Aulas expositivas e dialogadas, estudos de casos, exercícios práticos com a análise e interpretação de perfis, mapas e modelos, que totalizam 40 horas. O material didático, em formato digital, será entregue aos inscritos no curso no primeiro dia de aula

 

CONTEÚDO E PROGRAMAÇÃO DO CURSO

 

Dia 1

Manhã:

Fase de seleção de alvos:

Teoria;

Métodos: magnetometria, gravimetria, gamaespectrometria e eletromagnetometria.

Tarde:

Fase de seleção de alvos:

Prática sobre os parâmetros que influenciam as anomalias geofísicas;

Interpretação de dados de levantamentos geofísicos aéreos com foco em: mapeamento geológico e seleção de alvos para a prospecção mineral;

Aplicação de métodos gamaespectrométricos na pesquisa de fosfato e urânio.

 

Dia 2

Manhã

Fase de seleção de alvos:

Métodos: gravimetria e magnetometria gradiométrica aérea;

Prática sobre os parâmetros que influenciam as anomalias geofísicas.

Tarde:

Fase de seleção de alvos:

Aplicação de métodos potenciais e eletromagnetometria na pesquisa de metais base, metais ferrosos e diamante;

Estudos de caso de geofísica aplicada à prospecção mineral.

 

Dia 3

Manhã:

Follow-up de alvos:

Métodos: eletromagnético, resistividade e polarização induzida terrestres;

Follow-up de anomalias selecionadas com eletromagnetometria terrestre e polarização induzida aplicadas à prospecção de metais base;

Prática sobre os parâmetros que influenciam as anomalias geofísicas.

Tarde:

Follow-up de alvos:

Métodos: magnetometria e gravimetria terrestre;

Aplicação de métodos magnéticos e gravimétricos na pesquisa de metais base e ouro.

 

Dia 4

Manhã:

Follow-up de alvos e planejamento de sondagem:

Planejar a locação de campanhas de sondagem com base na integração de dados geológicos e geofísicos.

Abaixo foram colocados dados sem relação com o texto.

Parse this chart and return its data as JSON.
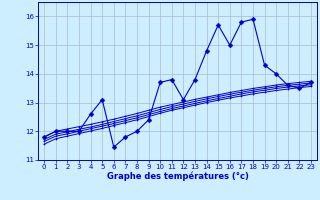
{
  "x_values": [
    0,
    1,
    2,
    3,
    4,
    5,
    6,
    7,
    8,
    9,
    10,
    11,
    12,
    13,
    14,
    15,
    16,
    17,
    18,
    19,
    20,
    21,
    22,
    23
  ],
  "y_main": [
    11.8,
    12.0,
    12.0,
    12.0,
    12.6,
    13.1,
    11.45,
    11.8,
    12.0,
    12.4,
    13.7,
    13.8,
    13.1,
    13.8,
    14.8,
    15.7,
    15.0,
    15.8,
    15.9,
    14.3,
    14.0,
    13.6,
    13.5,
    13.7
  ],
  "y_line1": [
    11.8,
    12.0,
    12.08,
    12.16,
    12.24,
    12.33,
    12.42,
    12.52,
    12.62,
    12.73,
    12.84,
    12.93,
    13.02,
    13.11,
    13.19,
    13.27,
    13.35,
    13.42,
    13.49,
    13.55,
    13.61,
    13.66,
    13.7,
    13.74
  ],
  "y_line2": [
    11.72,
    11.9,
    11.98,
    12.07,
    12.15,
    12.24,
    12.34,
    12.44,
    12.54,
    12.65,
    12.76,
    12.86,
    12.95,
    13.04,
    13.13,
    13.21,
    13.29,
    13.36,
    13.43,
    13.49,
    13.55,
    13.6,
    13.64,
    13.68
  ],
  "y_line3": [
    11.65,
    11.83,
    11.91,
    12.0,
    12.09,
    12.18,
    12.27,
    12.37,
    12.47,
    12.58,
    12.69,
    12.79,
    12.88,
    12.97,
    13.06,
    13.14,
    13.22,
    13.3,
    13.37,
    13.43,
    13.49,
    13.54,
    13.58,
    13.62
  ],
  "y_line4": [
    11.55,
    11.74,
    11.83,
    11.92,
    12.01,
    12.1,
    12.2,
    12.3,
    12.4,
    12.51,
    12.63,
    12.73,
    12.82,
    12.91,
    13.0,
    13.08,
    13.16,
    13.23,
    13.3,
    13.36,
    13.42,
    13.47,
    13.52,
    13.56
  ],
  "line_color": "#0000cc",
  "bg_color": "#cceeff",
  "grid_color": "#aabbcc",
  "xlabel": "Graphe des températures (°c)",
  "ylim": [
    11,
    16.5
  ],
  "xlim": [
    -0.5,
    23.5
  ],
  "yticks": [
    11,
    12,
    13,
    14,
    15,
    16
  ],
  "xticks": [
    0,
    1,
    2,
    3,
    4,
    5,
    6,
    7,
    8,
    9,
    10,
    11,
    12,
    13,
    14,
    15,
    16,
    17,
    18,
    19,
    20,
    21,
    22,
    23
  ]
}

Métodos: Integração de  propriedades físicas das rochas com dados geofísicos;

Estudos de caso de aplicação de propriedades físicas medidas em campo e em testemunhos de furos de sonda como informação a priori para inversão e modelagem de dados geofísicos.

Tarde:

Follow-up de alvos:

Estudos de caso de aplicação de petrofísica para a caracterização de zonas de alteração hidrotermal.

Prática de medidas de propriedades físicas em amostras de rochas encaixantes, alterações hidrotermais e minério.

 

Dia 5

Manhã:

Atividade prática: simulação de um programa de prospecção que se concentra na descoberta de novos depósitos minerais.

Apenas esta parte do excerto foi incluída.